Hakuho and Terunofuji pull ahead, Kotonowaka and Ichiyamoto behind by two
Hakuho extended his spotless score-line to 9:0 on Day 9, claiming a comfortable victory over Maegashira #4 Chiyotairyu with a yorikiri (frontal force out) winning technique. While a successful bout for the Yokozuna against the struggling Chiyotairyu was to be expected (the Maegashira falling to a 2:7 record after the loss), the relative ease with which Hakuho has defeated his opponents throughout the event so far is surprising given that its his first basho back in the ring . The yūshō favourite, Hakuho, appears to be eying up his 45th career title, then, but he still has work to do; the Yokozuna will face Maegashira #5 Okinoumi, who holds a respectable 5:4 record after a loss to Ozeki Terunofuji on Day 9.

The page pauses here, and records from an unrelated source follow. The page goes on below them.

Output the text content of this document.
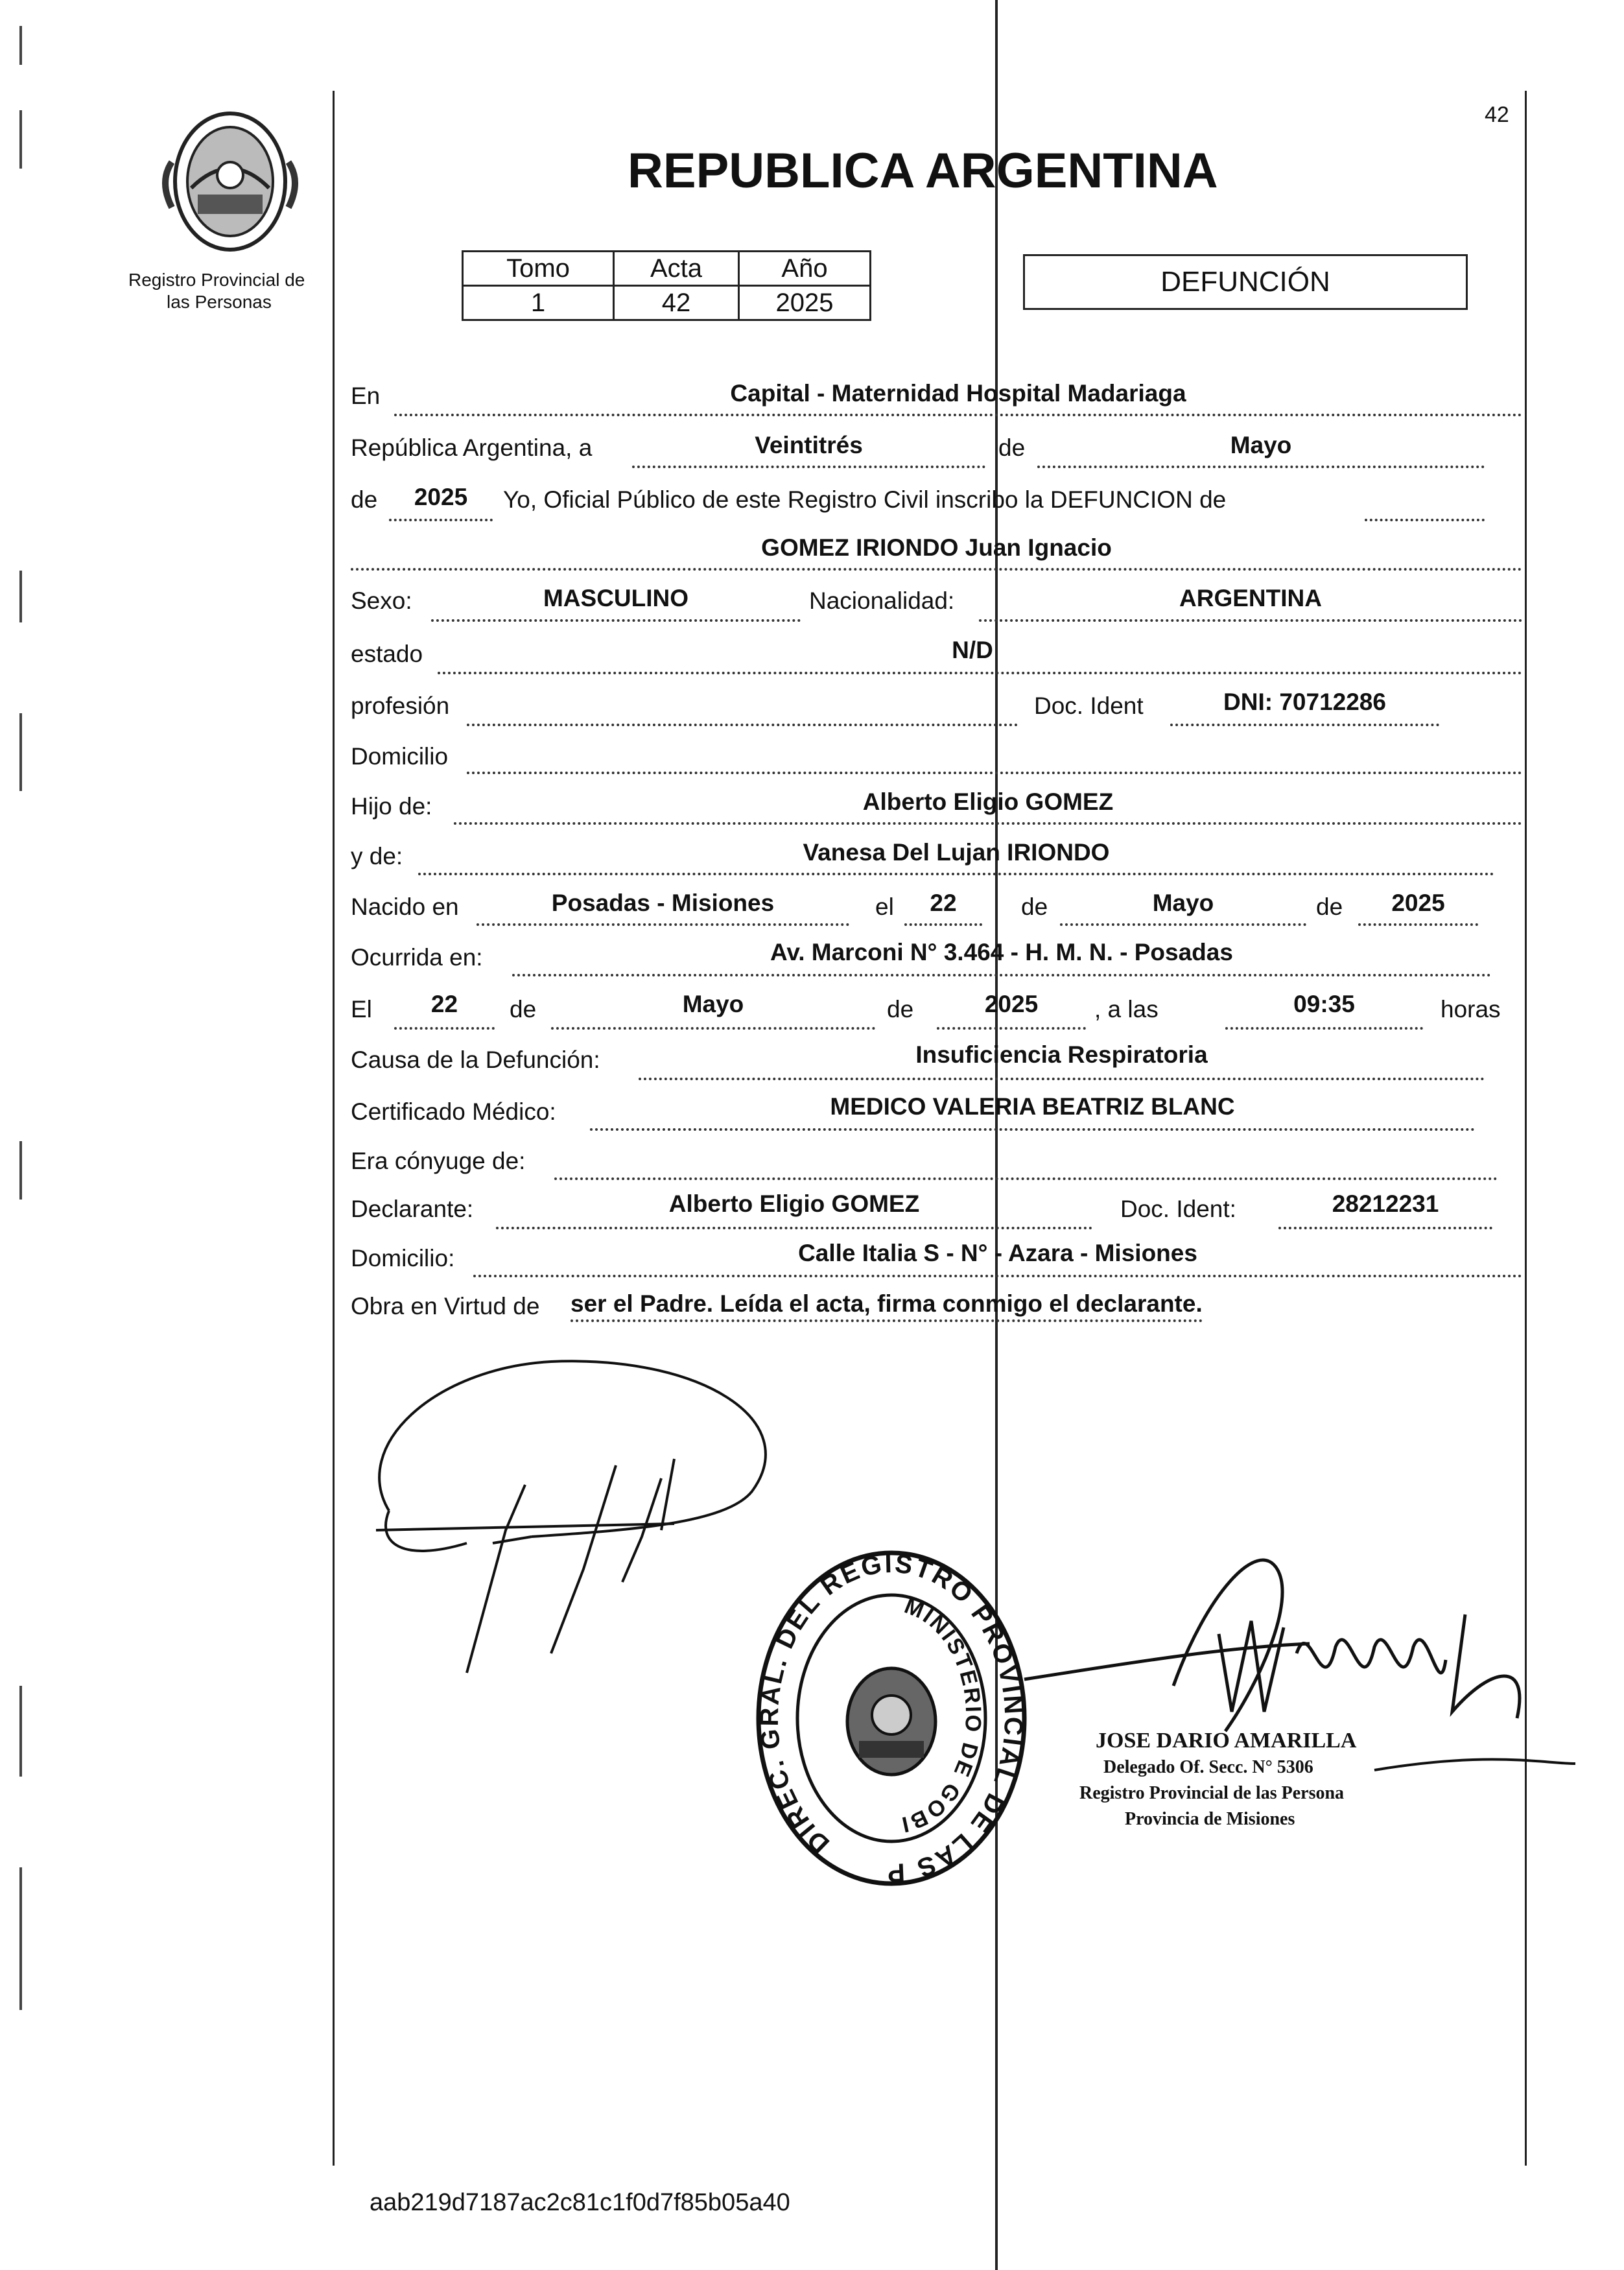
42
Registro Provincial de
las Personas
REPUBLICA ARGENTINA
Tomo	Acta	Año
1	42	2025
DEFUNCIÓN
En	Capital - Maternidad Hospital Madariaga
República Argentina, a	Veintitrés	de	Mayo
de	2025	Yo, Oficial Público de este Registro Civil inscribo la DEFUNCION de
GOMEZ IRIONDO Juan Ignacio
Sexo:	MASCULINO	Nacionalidad:	ARGENTINA
estado	N/D
profesión	Doc. Ident	DNI: 70712286
Domicilio
Hijo de:	Alberto Eligio GOMEZ
y de:	Vanesa Del Lujan IRIONDO
Nacido en	Posadas - Misiones	el	22	de	Mayo	de	2025
Ocurrida en:	Av. Marconi N° 3.464 - H. M. N. - Posadas
El	22	de	Mayo	de	2025	, a las	09:35	horas
Causa de la Defunción:	Insuficiencia Respiratoria
Certificado Médico:	MEDICO VALERIA BEATRIZ BLANC
Era cónyuge de:
Declarante:	Alberto Eligio GOMEZ	Doc. Ident:	28212231
Domicilio:	Calle Italia S - N° - Azara - Misiones
Obra en Virtud de ser el Padre. Leída el acta, firma conmigo el declarante.
DIREC. GRAL. DEL REGISTRO PROVINCIAL DE LAS P
MINISTERIO DE GOBI
JOSE DARIO AMARILLA
Delegado Of. Secc. N° 5306
Registro Provincial de las Persona
Provincia de Misiones
aab219d7187ac2c81c1f0d7f85b05a40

Despite the seemingly unfaltering prowess of Hakuho, four-time Makuuchi Division
champion Terunofuji continues to impress and matches his Yokozuna rival’s spectacular score of 9:0. Like Hakuho, Terunofuji is still yet to face a rival from the Sekiwake and Ozeki ranks and so he will have to keep his guard-up as he enters the final stages of the tournament. Having passed the half-way mark, it remains to be seen whether Terunofuji is able to claim the Emperor’s Cup and overcome the legendary Hakuho, thus furthering his basho success to three Division titles in a row.
While Hakuho and Terunofuji’s Ozeki, Sekiwake and Komusubi counterparts have struggled to keep up with their breathtaking efforts, two unlikely Maegashira competitors, Kotonowaka (Maegashira #11) and Ichiyamamoto (Maegashira #17) have shown that high rankings are not everything when it comes to predicting Sumo results. The two have already exceeded expectations, ending Day 9 with strong 7:2 scores.
After just nine days of fighting, Kotonowaka has already equalled his 7-8 result from the
May basho. Unable to achieve kachikoshi two months prior, Kotonowaka now looks set to
surpass the all-important 8-win milestone that aids promotion. In fact, Kotonowaka would
have already attained kachikoshi, if not for the mono-ii reversal in his bout versus Chiyonoo
on Day 8, seeing his rival Maegashira fighter take the win. Catching up to Hakuho and
Terunofuji, though, will be no easy feat, especially if Kotonowaka wishes to challenge the
pack leaders for the yūshō ; having already suffered two defeats, it seems unlikely
Kotonowaka can successfully threaten the leading Yokozuna and Ozeki fighters. That being
said, all things are possible; this is Sumo!
Facing off with Kotonowaka on Day 9 is Ichiyamamoto. Currently equalling Kotonowaka whilst also being the lowest ranked wrestler in Makuuchi (Maegashira #17), Ichiyamamoto is currently making his debut in the highest division of Sumo and has astounded us with his spectacular beginning to the basho. Out of his seven victories, Ichiyamamoto’s biggest upset has been in overcoming Maegashira #11 Kaisei, however, Ichyamamoto has found additional successes over Chiyomaru (Maegashira #13), Daiamami (Maegashira #14) and Tokushoryu (Maegashira #15). Can Ichiyamamoto defeat yet another Maegashira #11 wrestler? Bring on Day 10!